Tony Barnett

Aids denial costs lives

Three experts in Aids research, Tony Barnett, Gwyn Prins and Alan Whiteside, say that Rian Malan has placed lives in danger with his sceptical approach to the epidemic

issue 25 September 2004

The figures are unremittingly stark. Last year alone 2.2 million people died from Aids in sub-Saharan Africa. Twenty-five million people are infected with Aids in Africa. It is not like the Black Death. It is worse.

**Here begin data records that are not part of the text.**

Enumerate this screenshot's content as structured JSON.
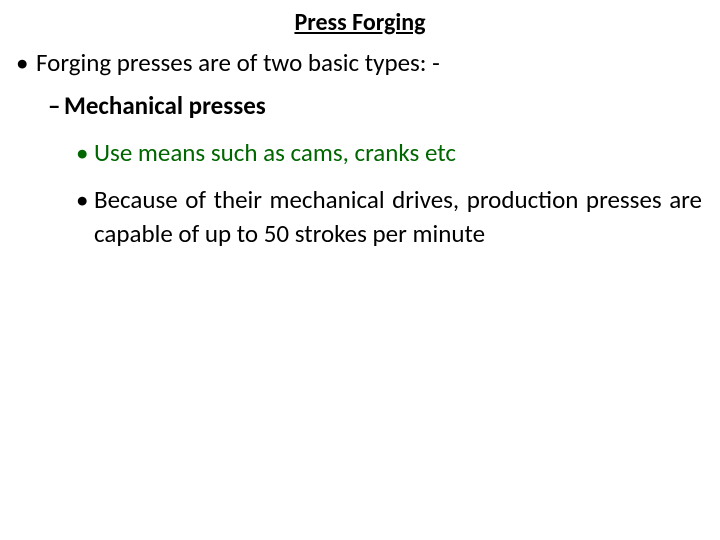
{
  "slide": {
    "title": "Press Forging",
    "bullet1": "Forging presses are of two basic types: -",
    "sub1": "Mechanical presses",
    "point_a": "Use means such as cams, cranks etc",
    "point_b": "Because of their mechanical drives, production presses are capable of up to 50 strokes per minute",
    "colors": {
      "text": "#000000",
      "accent_green": "#006600",
      "background": "#ffffff"
    },
    "font": {
      "title_size_pt": 18,
      "body_size_pt": 19,
      "family": "Calibri"
    }
  }
}
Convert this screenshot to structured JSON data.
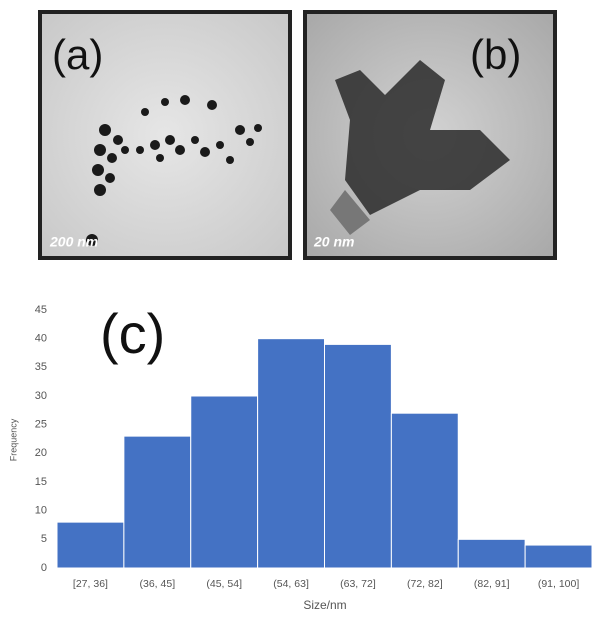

Yet for whatever reason not everyone accepts the seriousness of the Aids epidemic. The South African writer Rian Malan is one of those sceptics. Scion of a famous Afrikaner family, Malan is the author of My Traitor’s Heart, the tortured and much admired 1990 homily on the white man’s relationship with Africa. In The Spectator last Christmas he argued that the Aids epidemic was far less serious than the experts suggest. The story carried the headline ‘Africa isn’t dying of Aids’.

Malan likes to shock. He said so in an interview in the Afrikaans magazine, Insig: ‘I get a kick out of it when the Treatment Action Campaign attacks me; it’s like sport.’ In The Spectator Malan advanced two linked arguments, one purportedly substantive, the other overdeterminedly interpretative.